Portrait Moïsette Crosnier

Enseignement supérieur : COMUE Léonard de Vinci et futur Grand Etablissement Orléans-Tours

Intervention de Moïsette Crosnier

 

Cette communication porte sur le renforcement de la COMUE Léonard de Vinci à l’échelle des régions Centre-Val de Loire, Limousin et Poitou-Charentes, ainsi que sur le rapprochement des Universités de Tours et d’Orléans au sein d’un futur « Grand Etablissement ».

 

Je voudrais tout d’abord rappeler le contexte national de la création de la COMUE : instaurée par la loi Fioraso de juillet 2013, elle a été mise en place en juillet 2015 pour se substituer au PRES. Cette loi est malheureusement restée dans la ligne de la loi LRU de 2007 du gouvernement Sarkozy et qui visait l’autonomie des universités. La loi Fioraso a imposé des regroupements et fusions sous la forme de COMUE contre l’avis de la plupart des enseignants. Où est l’autonomie ? L’autonomie accordée aux Universités implique les transferts financiers qui vont avec et qui n’ont pas eu lieu. Ce manque de moyens va soumettre les Universités à des contraintes qu’elles vont avoir bien du mal à assumer. Pour les écologistes, la priorité est de redonner aux universités les moyens d’assurer réellement leur missions. C’est pourquoi les députés EELV à l’Assemblée Nationale avaient voté contre la loi Fioraso.

 

La COMUE coordonne les offres de formation, les stratégies de recherche et de transfert des établissements. L’État contractualise directement avec les COMUE et non plus avec les Universités. La COMUE est maintenant l’interlocuteur pour la négociation des contrats de site.  Je voudrais redire ici que de nombreux conseils d’Université se sont positionnées contre la mise en place des COMUE. Au delà du rapprochement de nos 2 universités, Tours et Orléans, qui est bien évidement une bonne chose, de nombreuses questions se posent.
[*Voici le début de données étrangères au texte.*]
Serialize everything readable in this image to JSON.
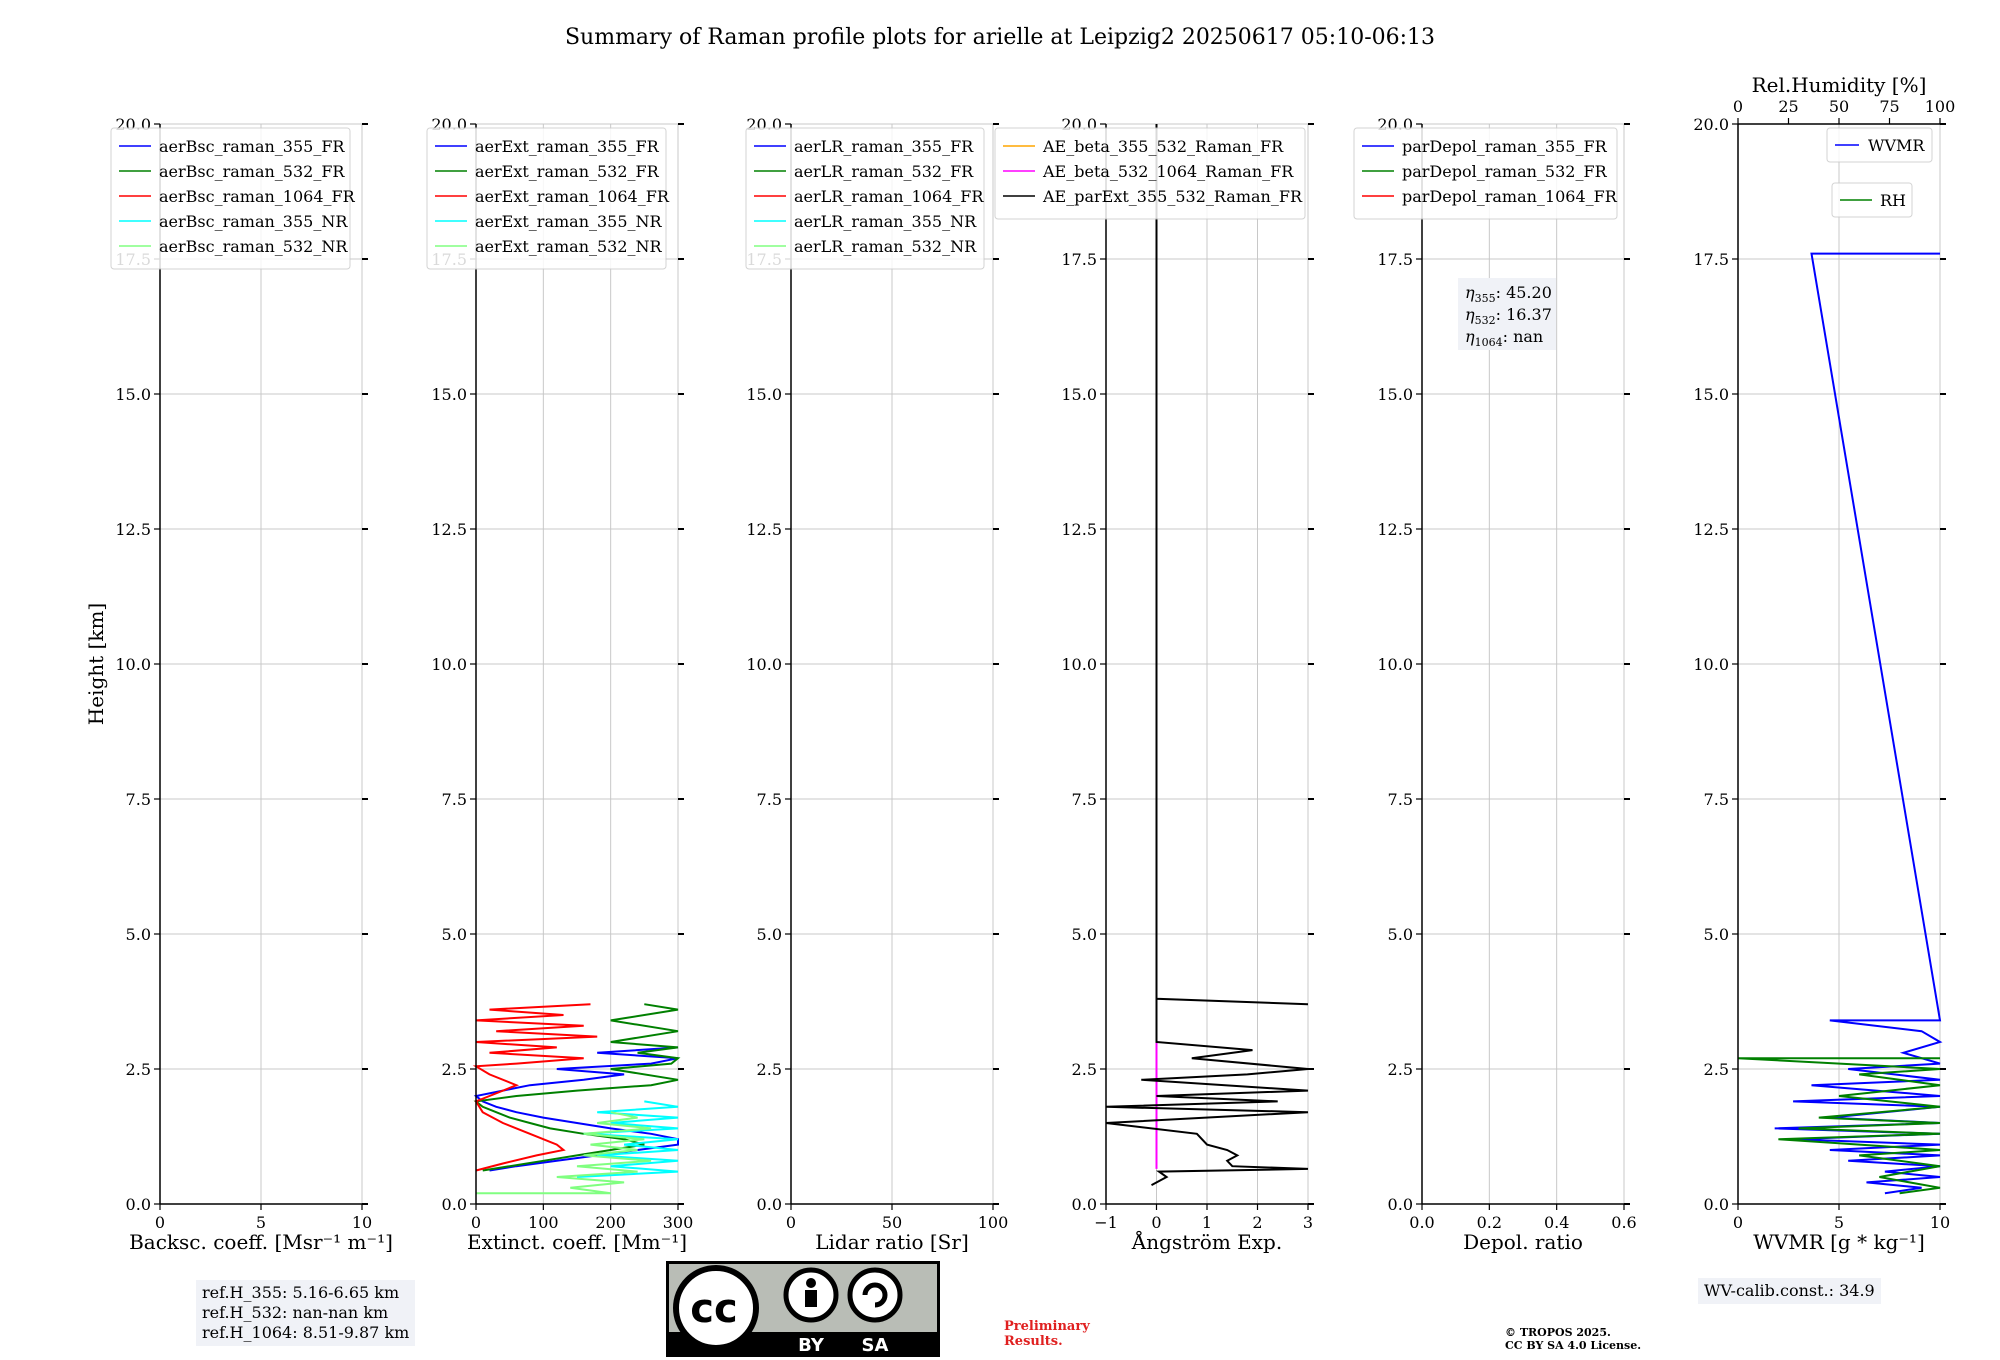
{
  "figure": {
    "title": "Summary of Raman profile plots for arielle at Leipzig2 20250617 05:10-06:13"
  },
  "chart_data": [
    {
      "type": "line",
      "panel": "backscatter",
      "xlabel": "Backsc. coeff. [Msr⁻¹ m⁻¹]",
      "ylabel": "Height [km]",
      "xlim": [
        0,
        10
      ],
      "ylim": [
        0,
        20
      ],
      "xticks": [
        "0",
        "5",
        "10"
      ],
      "yticks": [
        "0.0",
        "2.5",
        "5.0",
        "7.5",
        "10.0",
        "12.5",
        "15.0",
        "17.5",
        "20.0"
      ],
      "grid": true,
      "legend_position": "upper-left",
      "series": [
        {
          "name": "aerBsc_raman_355_FR",
          "color": "#0000ff",
          "points": []
        },
        {
          "name": "aerBsc_raman_532_FR",
          "color": "#008000",
          "points": []
        },
        {
          "name": "aerBsc_raman_1064_FR",
          "color": "#ff0000",
          "points": []
        },
        {
          "name": "aerBsc_raman_355_NR",
          "color": "#00ffff",
          "points": []
        },
        {
          "name": "aerBsc_raman_532_NR",
          "color": "#80ff80",
          "points": []
        }
      ],
      "info": [
        "ref.H_355: 5.16-6.65 km",
        "ref.H_532: nan-nan km",
        "ref.H_1064: 8.51-9.87 km"
      ]
    },
    {
      "type": "line",
      "panel": "extinction",
      "xlabel": "Extinct. coeff. [Mm⁻¹]",
      "xlim": [
        0,
        300
      ],
      "ylim": [
        0,
        20
      ],
      "xticks": [
        "0",
        "100",
        "200",
        "300"
      ],
      "yticks": [
        "0.0",
        "2.5",
        "5.0",
        "7.5",
        "10.0",
        "12.5",
        "15.0",
        "17.5",
        "20.0"
      ],
      "grid": true,
      "legend_position": "upper-left",
      "series": [
        {
          "name": "aerExt_raman_355_FR",
          "color": "#0000ff",
          "points": [
            [
              20,
              0.62
            ],
            [
              60,
              0.7
            ],
            [
              120,
              0.8
            ],
            [
              180,
              0.9
            ],
            [
              240,
              1.0
            ],
            [
              300,
              1.1
            ],
            [
              300,
              1.2
            ],
            [
              260,
              1.3
            ],
            [
              200,
              1.4
            ],
            [
              150,
              1.5
            ],
            [
              100,
              1.6
            ],
            [
              60,
              1.7
            ],
            [
              30,
              1.8
            ],
            [
              10,
              1.9
            ],
            [
              0,
              2.0
            ],
            [
              40,
              2.1
            ],
            [
              80,
              2.2
            ],
            [
              160,
              2.3
            ],
            [
              220,
              2.4
            ],
            [
              120,
              2.5
            ],
            [
              260,
              2.6
            ],
            [
              300,
              2.7
            ],
            [
              180,
              2.8
            ],
            [
              300,
              2.9
            ]
          ]
        },
        {
          "name": "aerExt_raman_532_FR",
          "color": "#008000",
          "points": [
            [
              10,
              0.62
            ],
            [
              50,
              0.7
            ],
            [
              100,
              0.8
            ],
            [
              150,
              0.9
            ],
            [
              200,
              1.0
            ],
            [
              250,
              1.1
            ],
            [
              220,
              1.2
            ],
            [
              160,
              1.3
            ],
            [
              110,
              1.4
            ],
            [
              80,
              1.5
            ],
            [
              50,
              1.6
            ],
            [
              30,
              1.7
            ],
            [
              10,
              1.8
            ],
            [
              0,
              1.9
            ],
            [
              60,
              2.0
            ],
            [
              150,
              2.1
            ],
            [
              260,
              2.2
            ],
            [
              300,
              2.3
            ],
            [
              200,
              2.5
            ],
            [
              290,
              2.6
            ],
            [
              300,
              2.7
            ],
            [
              240,
              2.8
            ],
            [
              300,
              2.9
            ],
            [
              200,
              3.0
            ],
            [
              300,
              3.2
            ],
            [
              200,
              3.4
            ],
            [
              300,
              3.6
            ],
            [
              250,
              3.7
            ]
          ]
        },
        {
          "name": "aerExt_raman_1064_FR",
          "color": "#ff0000",
          "points": [
            [
              0,
              0.62
            ],
            [
              40,
              0.75
            ],
            [
              90,
              0.9
            ],
            [
              130,
              1.0
            ],
            [
              120,
              1.1
            ],
            [
              80,
              1.3
            ],
            [
              40,
              1.5
            ],
            [
              10,
              1.7
            ],
            [
              0,
              1.9
            ],
            [
              20,
              2.0
            ],
            [
              60,
              2.2
            ],
            [
              20,
              2.4
            ],
            [
              0,
              2.55
            ],
            [
              60,
              2.6
            ],
            [
              160,
              2.7
            ],
            [
              20,
              2.8
            ],
            [
              120,
              2.9
            ],
            [
              0,
              3.0
            ],
            [
              180,
              3.1
            ],
            [
              30,
              3.2
            ],
            [
              160,
              3.3
            ],
            [
              0,
              3.4
            ],
            [
              130,
              3.5
            ],
            [
              20,
              3.6
            ],
            [
              170,
              3.7
            ]
          ]
        },
        {
          "name": "aerExt_raman_355_NR",
          "color": "#00ffff",
          "points": [
            [
              150,
              0.5
            ],
            [
              300,
              0.6
            ],
            [
              200,
              0.7
            ],
            [
              300,
              0.8
            ],
            [
              180,
              0.9
            ],
            [
              300,
              1.0
            ],
            [
              220,
              1.1
            ],
            [
              300,
              1.2
            ],
            [
              160,
              1.3
            ],
            [
              300,
              1.4
            ],
            [
              200,
              1.5
            ],
            [
              300,
              1.6
            ],
            [
              180,
              1.7
            ],
            [
              300,
              1.8
            ],
            [
              250,
              1.9
            ]
          ]
        },
        {
          "name": "aerExt_raman_532_NR",
          "color": "#80ff80",
          "points": [
            [
              0,
              0.2
            ],
            [
              200,
              0.2
            ],
            [
              140,
              0.3
            ],
            [
              220,
              0.4
            ],
            [
              120,
              0.5
            ],
            [
              240,
              0.6
            ],
            [
              150,
              0.7
            ],
            [
              260,
              0.8
            ],
            [
              160,
              0.9
            ],
            [
              240,
              1.0
            ],
            [
              170,
              1.1
            ],
            [
              250,
              1.2
            ],
            [
              160,
              1.3
            ],
            [
              260,
              1.4
            ],
            [
              180,
              1.5
            ],
            [
              240,
              1.6
            ],
            [
              200,
              1.7
            ]
          ]
        }
      ]
    },
    {
      "type": "line",
      "panel": "lidar_ratio",
      "xlabel": "Lidar ratio [Sr]",
      "xlim": [
        0,
        120
      ],
      "ylim": [
        0,
        20
      ],
      "xticks": [
        "0",
        "50",
        "100"
      ],
      "yticks": [
        "0.0",
        "2.5",
        "5.0",
        "7.5",
        "10.0",
        "12.5",
        "15.0",
        "17.5",
        "20.0"
      ],
      "grid": true,
      "legend_position": "upper-left",
      "series": [
        {
          "name": "aerLR_raman_355_FR",
          "color": "#0000ff",
          "points": []
        },
        {
          "name": "aerLR_raman_532_FR",
          "color": "#008000",
          "points": []
        },
        {
          "name": "aerLR_raman_1064_FR",
          "color": "#ff0000",
          "points": []
        },
        {
          "name": "aerLR_raman_355_NR",
          "color": "#00ffff",
          "points": []
        },
        {
          "name": "aerLR_raman_532_NR",
          "color": "#80ff80",
          "points": []
        }
      ]
    },
    {
      "type": "line",
      "panel": "angstrom",
      "xlabel": "Ångström Exp.",
      "xlim": [
        -1,
        3
      ],
      "ylim": [
        0,
        20
      ],
      "xticks": [
        "−1",
        "0",
        "1",
        "2",
        "3"
      ],
      "yticks": [
        "0.0",
        "2.5",
        "5.0",
        "7.5",
        "10.0",
        "12.5",
        "15.0",
        "17.5",
        "20.0"
      ],
      "grid": true,
      "legend_position": "upper-left",
      "series": [
        {
          "name": "AE_beta_355_532_Raman_FR",
          "color": "#ffa500",
          "points": []
        },
        {
          "name": "AE_beta_532_1064_Raman_FR",
          "color": "#ff00ff",
          "points": [
            [
              0,
              0.65
            ],
            [
              0,
              20
            ]
          ]
        },
        {
          "name": "AE_parExt_355_532_Raman_FR",
          "color": "#000000",
          "points": [
            [
              -0.1,
              0.35
            ],
            [
              0.2,
              0.5
            ],
            [
              0.05,
              0.6
            ],
            [
              3,
              0.65
            ],
            [
              1.5,
              0.7
            ],
            [
              1.4,
              0.8
            ],
            [
              1.6,
              0.9
            ],
            [
              1.4,
              1.0
            ],
            [
              1.0,
              1.1
            ],
            [
              0.8,
              1.3
            ],
            [
              -1,
              1.5
            ],
            [
              3,
              1.7
            ],
            [
              -1,
              1.8
            ],
            [
              2.4,
              1.9
            ],
            [
              0,
              2.0
            ],
            [
              3,
              2.1
            ],
            [
              -0.3,
              2.3
            ],
            [
              1.8,
              2.4
            ],
            [
              3,
              2.5
            ],
            [
              0.7,
              2.7
            ],
            [
              1.9,
              2.85
            ],
            [
              0,
              3.0
            ],
            [
              0,
              3.8
            ],
            [
              3,
              3.7
            ],
            [
              0,
              3.8
            ],
            [
              0,
              20
            ]
          ]
        }
      ]
    },
    {
      "type": "line",
      "panel": "depolarization",
      "xlabel": "Depol. ratio",
      "xlim": [
        0,
        0.6
      ],
      "ylim": [
        0,
        20
      ],
      "xticks": [
        "0.0",
        "0.2",
        "0.4",
        "0.6"
      ],
      "yticks": [
        "0.0",
        "2.5",
        "5.0",
        "7.5",
        "10.0",
        "12.5",
        "15.0",
        "17.5",
        "20.0"
      ],
      "grid": true,
      "legend_position": "upper-left",
      "series": [
        {
          "name": "parDepol_raman_355_FR",
          "color": "#0000ff",
          "points": []
        },
        {
          "name": "parDepol_raman_532_FR",
          "color": "#008000",
          "points": []
        },
        {
          "name": "parDepol_raman_1064_FR",
          "color": "#ff0000",
          "points": []
        }
      ],
      "eta": [
        {
          "sub": "355",
          "value": ": 45.20"
        },
        {
          "sub": "532",
          "value": ": 16.37"
        },
        {
          "sub": "1064",
          "value": ": nan"
        }
      ]
    },
    {
      "type": "line",
      "panel": "wvmr",
      "xlabel": "WVMR [g * kg⁻¹]",
      "xlabel_top": "Rel.Humidity [%]",
      "xlim": [
        0,
        11
      ],
      "xlim_top": [
        0,
        100
      ],
      "ylim": [
        0,
        20
      ],
      "xticks": [
        "0",
        "5",
        "10"
      ],
      "xticks_top": [
        "0",
        "25",
        "50",
        "75",
        "100"
      ],
      "yticks": [
        "0.0",
        "2.5",
        "5.0",
        "7.5",
        "10.0",
        "12.5",
        "15.0",
        "17.5",
        "20.0"
      ],
      "grid": true,
      "legend_position": "upper-right",
      "series": [
        {
          "name": "WVMR",
          "color": "#0000ff",
          "points": [
            [
              8,
              0.2
            ],
            [
              10,
              0.3
            ],
            [
              7,
              0.4
            ],
            [
              11,
              0.5
            ],
            [
              8,
              0.6
            ],
            [
              11,
              0.7
            ],
            [
              6,
              0.8
            ],
            [
              11,
              0.9
            ],
            [
              5,
              1.0
            ],
            [
              11,
              1.1
            ],
            [
              3,
              1.2
            ],
            [
              11,
              1.3
            ],
            [
              2,
              1.4
            ],
            [
              11,
              1.5
            ],
            [
              5,
              1.6
            ],
            [
              11,
              1.8
            ],
            [
              3,
              1.9
            ],
            [
              11,
              2.0
            ],
            [
              4,
              2.2
            ],
            [
              11,
              2.3
            ],
            [
              6,
              2.5
            ],
            [
              11,
              2.6
            ],
            [
              9,
              2.8
            ],
            [
              11,
              3.0
            ],
            [
              10,
              3.2
            ],
            [
              5,
              3.4
            ],
            [
              11,
              3.4
            ],
            [
              4,
              17.6
            ],
            [
              11,
              17.6
            ]
          ]
        },
        {
          "name": "RH",
          "color": "#008000",
          "xaxis": "top",
          "points": [
            [
              80,
              0.2
            ],
            [
              100,
              0.3
            ],
            [
              70,
              0.5
            ],
            [
              100,
              0.7
            ],
            [
              60,
              0.9
            ],
            [
              100,
              1.0
            ],
            [
              20,
              1.2
            ],
            [
              100,
              1.3
            ],
            [
              30,
              1.4
            ],
            [
              100,
              1.5
            ],
            [
              40,
              1.6
            ],
            [
              100,
              1.8
            ],
            [
              50,
              2.0
            ],
            [
              100,
              2.2
            ],
            [
              60,
              2.4
            ],
            [
              100,
              2.5
            ],
            [
              0,
              2.7
            ],
            [
              100,
              2.7
            ]
          ]
        }
      ],
      "info": [
        "WV-calib.const.: 34.9"
      ]
    }
  ],
  "footer": {
    "cc_main": "cc",
    "cc_by": "BY",
    "cc_sa": "SA",
    "prelim_line1": "Preliminary",
    "prelim_line2": "Results.",
    "copyright_line1": "© TROPOS 2025.",
    "copyright_line2": "CC BY SA 4.0 License."
  }
}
Quel sera le bénéfice réel de notre COMUE qui est l’une des plus grosses de France ? Cela apportera-t-il un meilleur positionnement à l’international ? Une meilleure visibilité des projets ? Comment seront-elles gouvernées ?

 

Il y a une crainte justifiée de perte de démocratie universitaire puisque tous les établissements membres ne seront pas représentés dans les conseils d’administration  des COMUE. Ils seront en majorité composés de directeurs d’établissements et de personnalités extérieures. Les centres de décision seront donc éloignés des personnels et des usagers. Pour la COMUE Centre-Limousin-Charentes, dite Léonard de Vinci, de très fortes réticences ont été exprimées par le milieu universitaire, les syndicats et les enseignants.

 

Cette communication souligne les bons résultats de l’enseignement supérieur de notre région en terme d’attraction et d’augmentation des effectifs. L’augmentation y est plus forte que celle observée au niveau national. Nous nous réjouissons de ces bons résultats qui sont dus en partie aux conditions d’études mais aussi aux politiques régionales que nous avons développées : aide  à la mobilité, à l’acquisition de la complémentaire santé, à la caution locative… Mais il faut rester vigilants. Les conditions peuvent se dégrader si les capacités d’accueil pédagogiques ne se développent pas suffisamment au regard de la croissance des effectifs.

 

 

Une concertation interrégionale va être mise en place pour l’élaboration de Schémas Régionaux d’Enseignement Supérieur, de Recherche et d’Innovation(SRESRI) pour coordonner les stratégies des 3 Régions. A cette occasion, je voudrais rappeler ici les propositions d’amélioration de la vie étudiante que nous avions formulées lors de l’élaboration du schéma régional, pour une meilleure prise en compte des contraintes environnementales dans le développement des campus universitaires :

-appliquer des critères de la construction durable pour les réalisations immobilières que nous finançons, à l’identique de ce que nous demandons pour la construction des lycées,

-créer des centres de santé pour assurer, à tous les étudiants, une continuité de soins, du dépistage au traitement,

-développer des transports doux et des transports en commun sur les campus universitaires et dans les villes sièges des Universités.

Pour finir, je voudrais souligner les enjeux auxquels le grand établissement qui va être créé, sera confronté :

-forte augmentation des effectifs qui va perdurer compte tenu des effectifs croissants des lycées,

-volonté de porter le niveau général des qualifications et la part d’une classe d’âge diplômée de l’enseignement supérieur,

-budget en baisse et persistance des inégalités de moyens entre grandes écoles et universités,

-insertion de plus en plus difficile pour les jeunes diplômés.